BANJARMASIN, Kalimantanpost.com – Di tengah panasnya suhu politik dan tebalnya kabut asap yang menyelimuti Kota Banjarmasin, sebuah pemandangan menggelitik sekaligus menohok tersaji di urat nadi kota.

Tepat di persimpangan Jalan Lambung Mangkurat menuju Jalan Bank Rakyat, Jumat (28/08/2026) sore, arus lalu lintas mendadak riuh oleh sahut-sahutan bunyi klakson kendaraan.

Kalimantan Post

Keriuhan itu bukanlah akibat kemacetan biasa. Sumber utamanya bermuara pada aksi teatrikal jalanan yang dilakoni oleh tiga orang perempuan tangguh. Tanpa pengeras suara maupun mimbar orasi, ketiga demonstran ini sukses “membajak” atensi ribuan pasang mata pengendara yang melintas hanya dengan bermodalkan potongan kertas dan kardus sederhana.

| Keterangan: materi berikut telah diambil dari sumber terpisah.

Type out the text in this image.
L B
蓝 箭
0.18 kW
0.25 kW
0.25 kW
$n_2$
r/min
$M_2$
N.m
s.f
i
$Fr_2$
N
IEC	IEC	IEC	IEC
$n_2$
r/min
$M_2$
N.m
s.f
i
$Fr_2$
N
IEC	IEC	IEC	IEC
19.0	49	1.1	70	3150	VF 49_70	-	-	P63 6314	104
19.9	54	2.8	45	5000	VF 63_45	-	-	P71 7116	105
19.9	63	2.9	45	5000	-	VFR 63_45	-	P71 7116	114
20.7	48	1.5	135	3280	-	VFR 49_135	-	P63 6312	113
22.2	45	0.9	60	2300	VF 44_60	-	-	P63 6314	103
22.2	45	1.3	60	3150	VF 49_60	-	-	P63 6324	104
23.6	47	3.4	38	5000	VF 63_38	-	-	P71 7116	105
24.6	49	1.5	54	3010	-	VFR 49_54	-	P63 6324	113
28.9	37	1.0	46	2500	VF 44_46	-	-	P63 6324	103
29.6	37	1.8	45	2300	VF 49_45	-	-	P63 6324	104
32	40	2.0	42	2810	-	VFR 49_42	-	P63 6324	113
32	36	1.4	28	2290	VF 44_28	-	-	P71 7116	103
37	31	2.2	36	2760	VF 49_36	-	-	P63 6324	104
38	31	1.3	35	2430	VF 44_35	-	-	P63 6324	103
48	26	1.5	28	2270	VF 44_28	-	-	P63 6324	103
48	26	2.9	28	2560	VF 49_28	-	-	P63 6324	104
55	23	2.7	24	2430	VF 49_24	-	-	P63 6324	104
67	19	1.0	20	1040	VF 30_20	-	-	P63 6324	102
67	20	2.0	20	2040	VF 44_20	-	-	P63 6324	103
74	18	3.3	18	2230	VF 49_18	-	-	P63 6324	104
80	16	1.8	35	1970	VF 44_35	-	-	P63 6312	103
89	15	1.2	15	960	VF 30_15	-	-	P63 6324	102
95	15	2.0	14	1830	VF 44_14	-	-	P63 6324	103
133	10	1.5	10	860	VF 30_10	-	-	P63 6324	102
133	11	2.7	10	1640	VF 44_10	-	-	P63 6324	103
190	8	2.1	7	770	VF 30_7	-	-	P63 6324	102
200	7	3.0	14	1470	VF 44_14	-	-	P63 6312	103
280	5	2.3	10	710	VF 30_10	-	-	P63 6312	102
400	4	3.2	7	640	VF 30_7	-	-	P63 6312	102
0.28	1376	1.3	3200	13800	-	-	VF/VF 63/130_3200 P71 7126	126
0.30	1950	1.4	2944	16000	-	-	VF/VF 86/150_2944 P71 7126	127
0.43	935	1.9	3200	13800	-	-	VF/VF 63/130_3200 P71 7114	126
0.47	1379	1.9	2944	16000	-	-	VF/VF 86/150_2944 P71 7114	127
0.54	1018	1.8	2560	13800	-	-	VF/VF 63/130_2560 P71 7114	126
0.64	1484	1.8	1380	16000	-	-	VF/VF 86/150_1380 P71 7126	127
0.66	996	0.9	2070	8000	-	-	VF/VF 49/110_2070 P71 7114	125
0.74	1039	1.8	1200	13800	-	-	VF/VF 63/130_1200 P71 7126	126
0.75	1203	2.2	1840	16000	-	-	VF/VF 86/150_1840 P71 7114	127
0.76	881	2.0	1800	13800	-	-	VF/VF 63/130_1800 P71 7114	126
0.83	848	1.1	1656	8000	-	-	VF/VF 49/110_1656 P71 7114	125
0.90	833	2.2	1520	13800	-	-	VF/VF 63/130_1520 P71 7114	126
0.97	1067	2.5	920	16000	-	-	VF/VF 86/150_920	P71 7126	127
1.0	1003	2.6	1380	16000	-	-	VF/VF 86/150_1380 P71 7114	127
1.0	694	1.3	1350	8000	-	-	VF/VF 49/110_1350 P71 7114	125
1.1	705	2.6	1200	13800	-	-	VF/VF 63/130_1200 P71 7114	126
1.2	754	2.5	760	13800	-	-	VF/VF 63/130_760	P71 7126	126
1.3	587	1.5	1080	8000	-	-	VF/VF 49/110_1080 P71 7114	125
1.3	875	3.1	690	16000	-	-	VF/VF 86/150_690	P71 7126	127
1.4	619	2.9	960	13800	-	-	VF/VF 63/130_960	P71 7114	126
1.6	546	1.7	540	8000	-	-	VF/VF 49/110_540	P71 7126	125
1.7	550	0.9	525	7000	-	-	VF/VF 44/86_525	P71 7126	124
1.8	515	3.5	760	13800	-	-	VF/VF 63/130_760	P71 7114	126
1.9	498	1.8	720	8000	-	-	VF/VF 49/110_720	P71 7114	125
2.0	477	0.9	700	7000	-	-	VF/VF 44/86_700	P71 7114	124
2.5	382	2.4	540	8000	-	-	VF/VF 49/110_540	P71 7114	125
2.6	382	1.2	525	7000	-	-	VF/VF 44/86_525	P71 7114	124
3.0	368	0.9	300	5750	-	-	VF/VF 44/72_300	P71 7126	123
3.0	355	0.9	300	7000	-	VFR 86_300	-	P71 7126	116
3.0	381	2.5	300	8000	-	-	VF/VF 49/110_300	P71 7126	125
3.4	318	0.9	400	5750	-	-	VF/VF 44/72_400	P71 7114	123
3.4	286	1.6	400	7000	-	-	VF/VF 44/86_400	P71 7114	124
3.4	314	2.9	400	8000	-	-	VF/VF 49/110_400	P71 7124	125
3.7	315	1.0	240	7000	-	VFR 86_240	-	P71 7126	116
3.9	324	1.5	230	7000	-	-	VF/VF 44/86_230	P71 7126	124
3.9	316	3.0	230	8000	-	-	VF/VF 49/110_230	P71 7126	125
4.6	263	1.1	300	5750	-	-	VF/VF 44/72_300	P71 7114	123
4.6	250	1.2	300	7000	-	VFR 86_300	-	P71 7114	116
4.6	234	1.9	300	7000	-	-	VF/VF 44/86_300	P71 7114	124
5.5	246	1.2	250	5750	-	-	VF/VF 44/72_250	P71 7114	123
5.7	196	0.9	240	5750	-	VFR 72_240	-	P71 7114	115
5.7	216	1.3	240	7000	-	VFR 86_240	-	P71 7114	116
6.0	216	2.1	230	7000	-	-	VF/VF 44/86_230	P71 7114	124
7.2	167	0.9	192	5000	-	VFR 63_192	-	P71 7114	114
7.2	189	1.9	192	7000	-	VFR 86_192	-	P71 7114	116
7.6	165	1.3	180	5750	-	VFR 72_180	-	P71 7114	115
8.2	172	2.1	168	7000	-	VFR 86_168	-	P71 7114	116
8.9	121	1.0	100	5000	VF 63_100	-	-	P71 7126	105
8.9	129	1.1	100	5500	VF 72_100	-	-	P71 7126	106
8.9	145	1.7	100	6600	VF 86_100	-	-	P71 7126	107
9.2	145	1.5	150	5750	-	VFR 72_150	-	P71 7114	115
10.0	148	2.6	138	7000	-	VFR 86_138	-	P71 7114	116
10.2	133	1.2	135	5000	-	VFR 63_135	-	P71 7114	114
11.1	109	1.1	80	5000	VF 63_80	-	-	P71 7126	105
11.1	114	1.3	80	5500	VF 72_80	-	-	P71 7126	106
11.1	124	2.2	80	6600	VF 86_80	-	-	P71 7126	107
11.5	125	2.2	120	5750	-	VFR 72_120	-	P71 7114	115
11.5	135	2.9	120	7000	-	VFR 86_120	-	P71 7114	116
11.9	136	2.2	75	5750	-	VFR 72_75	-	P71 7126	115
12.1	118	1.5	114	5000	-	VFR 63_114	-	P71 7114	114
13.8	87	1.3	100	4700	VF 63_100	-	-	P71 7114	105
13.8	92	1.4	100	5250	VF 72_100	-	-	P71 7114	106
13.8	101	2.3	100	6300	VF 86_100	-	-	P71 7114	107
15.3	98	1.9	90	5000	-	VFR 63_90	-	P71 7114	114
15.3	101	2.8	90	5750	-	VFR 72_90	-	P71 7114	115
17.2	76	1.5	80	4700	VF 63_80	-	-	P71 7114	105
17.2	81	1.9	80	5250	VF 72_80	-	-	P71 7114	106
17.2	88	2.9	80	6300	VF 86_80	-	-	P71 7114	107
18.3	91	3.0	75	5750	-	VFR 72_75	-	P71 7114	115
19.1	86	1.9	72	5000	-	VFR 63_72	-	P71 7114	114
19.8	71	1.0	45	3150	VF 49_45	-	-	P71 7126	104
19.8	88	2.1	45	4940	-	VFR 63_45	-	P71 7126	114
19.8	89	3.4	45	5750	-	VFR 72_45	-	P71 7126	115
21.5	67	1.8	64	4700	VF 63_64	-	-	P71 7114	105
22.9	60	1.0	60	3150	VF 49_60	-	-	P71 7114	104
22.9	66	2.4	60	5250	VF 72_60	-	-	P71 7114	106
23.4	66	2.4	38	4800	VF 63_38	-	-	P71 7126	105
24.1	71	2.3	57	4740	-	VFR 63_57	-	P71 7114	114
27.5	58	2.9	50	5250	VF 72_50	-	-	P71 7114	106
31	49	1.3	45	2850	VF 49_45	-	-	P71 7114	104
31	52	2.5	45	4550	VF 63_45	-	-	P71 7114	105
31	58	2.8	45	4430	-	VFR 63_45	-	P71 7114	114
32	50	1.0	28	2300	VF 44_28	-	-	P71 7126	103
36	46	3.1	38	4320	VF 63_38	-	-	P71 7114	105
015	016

Berdiri tegap di trotoar persimpangan, ketiganya membentangkan tulisan bernada satir yang langsung menyentil keresahan warga kota. Poster pertama memuat pesan tajam berbunyi, “Klakson Jika Indonesia Sedang Tidak Baik-Baik Saja”.

Tak kalah pedas, poster kedua menggunakan bahasa daerah yang terasa sangat dekat dengan kekecewaan warga lokal, “Klakson Sagan Pandiran Gubernur”. Sementara itu, poster ketiga menembak langsung pada isu lingkungan yang tengah menyiksa pernapasan warga Banua dalam beberapa pekan terakhir, yakni “Klakson Amun Pian Merasa Terdampak Asap”.

IMG 20260828 WA0083

Cara unjuk rasa yang elegan namun mengena ini terbukti ampuh. Alih-alih merasa terganggu, para pengemudi roda dua hingga roda empat justru meresponsnya dengan antusias. Setiap kali lampu lalu lintas menyala hijau, bunyi klakson menggema bersahut-sahutan memecah jalanan, seolah menjadi paduan suara rakyat yang lelah dipaksa menghirup udara beracun.

Aksi simpatik penagih klakson dari ketiga “srikandi” ini nyatanya tidak berdiri sendiri. Kehadiran mereka di jalanan sore itu merupakan potret kecil dari gelombang amarah yang jauh lebih besar. Tepat beberapa ratus meter dari lokasi mereka berdiri, Rumah Banjar alias Gedung DPRD Kalimantan Selatan tengah dikepung oleh lautan almamater.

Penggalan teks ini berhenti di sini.